Clarke plays a female surgeon alone in a male-dominated field. In her final year of surgical training, she is struggling not only to save lives, but to find her own amid long hours and the monstrous egos of colleagues.

“Eve is a tremendous character to play,” Clarke said, “she is immensely capable but at the same time she’s pretty isolated and lonely.

“Because she is a woman in a field where most of her colleagues are men, she has become so focused and so driven to succeed that she really has no social life and is still trying to figure out how to have one.

“And from what I understand that’s pretty normal for a lot of surgeons, of either sex. They’re in this unique position where at work they are the absolute centre of the world.

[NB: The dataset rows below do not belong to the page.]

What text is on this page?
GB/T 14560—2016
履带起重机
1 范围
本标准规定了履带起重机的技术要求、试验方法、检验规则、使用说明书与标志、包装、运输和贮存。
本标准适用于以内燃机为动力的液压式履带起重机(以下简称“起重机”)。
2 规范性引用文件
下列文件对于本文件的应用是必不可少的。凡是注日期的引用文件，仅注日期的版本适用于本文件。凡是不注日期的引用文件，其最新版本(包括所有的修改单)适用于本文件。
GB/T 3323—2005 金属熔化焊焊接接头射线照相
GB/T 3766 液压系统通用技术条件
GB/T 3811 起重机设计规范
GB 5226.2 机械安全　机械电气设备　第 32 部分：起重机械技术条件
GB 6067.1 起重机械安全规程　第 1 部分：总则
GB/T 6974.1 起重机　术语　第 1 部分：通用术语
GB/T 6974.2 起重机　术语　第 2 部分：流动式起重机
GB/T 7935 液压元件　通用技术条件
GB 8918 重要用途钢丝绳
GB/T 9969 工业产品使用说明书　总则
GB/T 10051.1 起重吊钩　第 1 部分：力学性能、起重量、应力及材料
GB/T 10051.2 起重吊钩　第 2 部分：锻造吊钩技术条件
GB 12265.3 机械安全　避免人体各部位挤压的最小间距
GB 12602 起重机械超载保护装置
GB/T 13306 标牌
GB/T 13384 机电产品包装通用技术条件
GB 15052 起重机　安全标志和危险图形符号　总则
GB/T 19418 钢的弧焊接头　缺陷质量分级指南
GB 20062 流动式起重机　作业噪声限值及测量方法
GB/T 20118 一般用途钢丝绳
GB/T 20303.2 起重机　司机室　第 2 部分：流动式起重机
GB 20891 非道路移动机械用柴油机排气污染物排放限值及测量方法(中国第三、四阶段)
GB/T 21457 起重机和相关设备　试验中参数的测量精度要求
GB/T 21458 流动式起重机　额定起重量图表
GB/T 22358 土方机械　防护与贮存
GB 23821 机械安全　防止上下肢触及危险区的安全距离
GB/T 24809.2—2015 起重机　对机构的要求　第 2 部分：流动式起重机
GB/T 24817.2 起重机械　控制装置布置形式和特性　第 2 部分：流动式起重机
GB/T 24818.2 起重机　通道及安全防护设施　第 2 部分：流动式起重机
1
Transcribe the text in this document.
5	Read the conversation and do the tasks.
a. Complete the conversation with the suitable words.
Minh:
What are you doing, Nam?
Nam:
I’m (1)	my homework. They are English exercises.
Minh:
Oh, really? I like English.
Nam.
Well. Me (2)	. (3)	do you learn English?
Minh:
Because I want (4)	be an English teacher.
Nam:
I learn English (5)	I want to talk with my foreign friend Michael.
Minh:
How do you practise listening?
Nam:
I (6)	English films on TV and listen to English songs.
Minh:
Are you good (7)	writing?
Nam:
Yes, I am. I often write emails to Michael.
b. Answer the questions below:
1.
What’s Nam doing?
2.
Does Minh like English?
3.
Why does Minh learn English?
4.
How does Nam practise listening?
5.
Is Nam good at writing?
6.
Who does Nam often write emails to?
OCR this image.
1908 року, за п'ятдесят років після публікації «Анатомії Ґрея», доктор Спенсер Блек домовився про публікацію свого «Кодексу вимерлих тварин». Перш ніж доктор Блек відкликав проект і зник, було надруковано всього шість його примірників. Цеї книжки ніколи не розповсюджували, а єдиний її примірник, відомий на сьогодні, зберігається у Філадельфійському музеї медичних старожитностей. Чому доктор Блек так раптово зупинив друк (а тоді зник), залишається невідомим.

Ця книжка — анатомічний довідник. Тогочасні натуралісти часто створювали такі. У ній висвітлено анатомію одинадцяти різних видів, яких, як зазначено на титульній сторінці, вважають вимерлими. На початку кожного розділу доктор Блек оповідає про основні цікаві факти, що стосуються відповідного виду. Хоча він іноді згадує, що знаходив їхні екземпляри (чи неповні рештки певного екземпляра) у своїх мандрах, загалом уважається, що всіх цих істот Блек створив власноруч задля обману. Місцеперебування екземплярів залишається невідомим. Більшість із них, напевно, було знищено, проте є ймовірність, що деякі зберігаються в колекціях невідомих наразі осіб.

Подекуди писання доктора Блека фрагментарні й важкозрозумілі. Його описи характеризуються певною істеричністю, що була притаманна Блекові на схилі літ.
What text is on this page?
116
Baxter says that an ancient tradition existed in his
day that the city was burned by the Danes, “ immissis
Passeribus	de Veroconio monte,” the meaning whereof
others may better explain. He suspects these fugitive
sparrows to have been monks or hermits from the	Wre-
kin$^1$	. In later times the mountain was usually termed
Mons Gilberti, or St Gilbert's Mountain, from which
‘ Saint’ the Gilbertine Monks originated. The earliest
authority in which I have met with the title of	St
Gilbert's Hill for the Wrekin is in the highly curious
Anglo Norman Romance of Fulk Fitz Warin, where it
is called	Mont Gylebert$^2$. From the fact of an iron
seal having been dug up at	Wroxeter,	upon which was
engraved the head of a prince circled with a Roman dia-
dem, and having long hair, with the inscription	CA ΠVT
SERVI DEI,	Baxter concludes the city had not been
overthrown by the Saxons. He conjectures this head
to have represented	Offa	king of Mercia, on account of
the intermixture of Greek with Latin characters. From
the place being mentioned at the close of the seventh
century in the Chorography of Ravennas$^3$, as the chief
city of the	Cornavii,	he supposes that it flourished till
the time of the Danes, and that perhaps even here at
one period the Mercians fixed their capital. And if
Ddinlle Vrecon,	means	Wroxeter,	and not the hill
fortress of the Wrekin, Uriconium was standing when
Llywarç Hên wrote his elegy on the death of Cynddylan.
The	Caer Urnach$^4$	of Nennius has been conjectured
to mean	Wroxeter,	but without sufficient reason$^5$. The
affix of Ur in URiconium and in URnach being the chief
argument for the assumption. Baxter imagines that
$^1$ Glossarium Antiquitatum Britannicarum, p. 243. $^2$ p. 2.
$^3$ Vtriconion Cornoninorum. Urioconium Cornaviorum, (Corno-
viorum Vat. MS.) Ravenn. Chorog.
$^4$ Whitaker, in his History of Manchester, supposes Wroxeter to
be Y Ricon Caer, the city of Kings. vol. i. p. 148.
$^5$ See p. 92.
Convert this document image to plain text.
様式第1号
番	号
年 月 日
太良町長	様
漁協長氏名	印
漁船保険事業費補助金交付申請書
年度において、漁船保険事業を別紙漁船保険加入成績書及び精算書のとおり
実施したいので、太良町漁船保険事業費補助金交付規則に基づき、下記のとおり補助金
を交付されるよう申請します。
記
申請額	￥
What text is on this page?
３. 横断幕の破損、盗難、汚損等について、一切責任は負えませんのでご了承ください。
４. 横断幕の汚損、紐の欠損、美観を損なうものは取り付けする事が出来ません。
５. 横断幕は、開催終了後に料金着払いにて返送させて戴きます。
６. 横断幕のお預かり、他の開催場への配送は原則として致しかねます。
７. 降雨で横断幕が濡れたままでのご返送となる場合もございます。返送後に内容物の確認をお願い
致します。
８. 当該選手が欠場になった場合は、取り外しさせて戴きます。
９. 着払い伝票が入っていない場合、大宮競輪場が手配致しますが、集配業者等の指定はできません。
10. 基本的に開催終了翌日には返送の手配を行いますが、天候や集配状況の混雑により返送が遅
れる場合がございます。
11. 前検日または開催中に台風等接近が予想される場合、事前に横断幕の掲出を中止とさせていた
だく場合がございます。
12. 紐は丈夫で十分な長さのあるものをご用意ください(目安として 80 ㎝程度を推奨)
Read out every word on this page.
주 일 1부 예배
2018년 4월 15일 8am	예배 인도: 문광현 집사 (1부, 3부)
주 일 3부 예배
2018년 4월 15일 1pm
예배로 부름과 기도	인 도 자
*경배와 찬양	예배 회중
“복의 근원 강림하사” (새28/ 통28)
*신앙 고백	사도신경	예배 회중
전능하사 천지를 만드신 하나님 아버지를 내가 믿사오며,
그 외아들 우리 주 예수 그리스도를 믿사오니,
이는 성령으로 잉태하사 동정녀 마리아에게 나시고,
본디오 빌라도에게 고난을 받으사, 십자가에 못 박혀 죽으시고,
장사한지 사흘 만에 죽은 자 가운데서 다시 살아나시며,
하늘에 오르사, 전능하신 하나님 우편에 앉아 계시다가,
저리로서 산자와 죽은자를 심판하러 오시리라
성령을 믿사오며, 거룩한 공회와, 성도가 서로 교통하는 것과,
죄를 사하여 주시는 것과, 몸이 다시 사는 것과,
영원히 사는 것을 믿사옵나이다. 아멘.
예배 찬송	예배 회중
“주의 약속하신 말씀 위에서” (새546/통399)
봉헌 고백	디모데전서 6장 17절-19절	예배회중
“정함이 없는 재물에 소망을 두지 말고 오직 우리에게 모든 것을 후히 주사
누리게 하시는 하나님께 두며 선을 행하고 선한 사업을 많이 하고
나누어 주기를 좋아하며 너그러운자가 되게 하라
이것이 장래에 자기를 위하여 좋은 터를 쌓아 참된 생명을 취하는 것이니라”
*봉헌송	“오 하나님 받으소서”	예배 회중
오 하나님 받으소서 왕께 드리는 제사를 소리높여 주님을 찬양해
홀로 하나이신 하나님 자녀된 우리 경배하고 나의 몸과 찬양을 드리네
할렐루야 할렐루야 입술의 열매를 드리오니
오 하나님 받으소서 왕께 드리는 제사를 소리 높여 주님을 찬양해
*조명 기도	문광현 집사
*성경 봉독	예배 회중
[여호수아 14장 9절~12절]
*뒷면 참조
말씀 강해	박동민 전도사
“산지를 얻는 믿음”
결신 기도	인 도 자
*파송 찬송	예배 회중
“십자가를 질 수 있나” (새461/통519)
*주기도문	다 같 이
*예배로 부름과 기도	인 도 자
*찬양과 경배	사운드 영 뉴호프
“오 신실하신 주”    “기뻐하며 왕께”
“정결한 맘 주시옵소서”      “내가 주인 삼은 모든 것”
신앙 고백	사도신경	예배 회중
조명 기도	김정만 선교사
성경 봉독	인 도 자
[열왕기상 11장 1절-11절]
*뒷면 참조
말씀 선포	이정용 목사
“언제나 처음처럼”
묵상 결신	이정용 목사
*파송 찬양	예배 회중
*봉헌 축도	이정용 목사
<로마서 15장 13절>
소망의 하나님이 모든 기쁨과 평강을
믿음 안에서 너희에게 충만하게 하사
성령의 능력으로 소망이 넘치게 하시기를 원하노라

“They hold out their hand and ask for something and it’s there. They ask for something to be done and it is. They’re involved in this very cerebral process where procedures are logical and follow an order and when they do it right they save people’s lives.

“As an actor I found it hard to be able to get into that mindset because we usually go with the moment and react to what’s happening. In surgery you have to know in advance exactly what is going to happen and steer things to that point.

“It really made me appreciate just what kind of a person it takes to do this work, and hopefully we can get that across on screen.”

It’s a hope shared by the show’s producers.

From the same team which gave us The Secret Life Of Us, Ten is hoping The Surgeon will survive where other local dramas, notably Nine’s The Alice, have failed.

The difference, they hope, is that their emphasis is based on reality.

Filmed in a hospital ward, with operation footage edited into scenes and doctors on hand to make sure medical procedures are followed, the result is frighteningly convincing.

“There is blood, there is bad language, there are some scenes that have been tough for actors to play,” said series producer John Edwards.

“But this is about the people you give your lives to. If they weren’t passionate about doing that, you wouldn’t want them to be doing that job.”

The Surgeon, Thursday, Channel Ten, 9.30pm.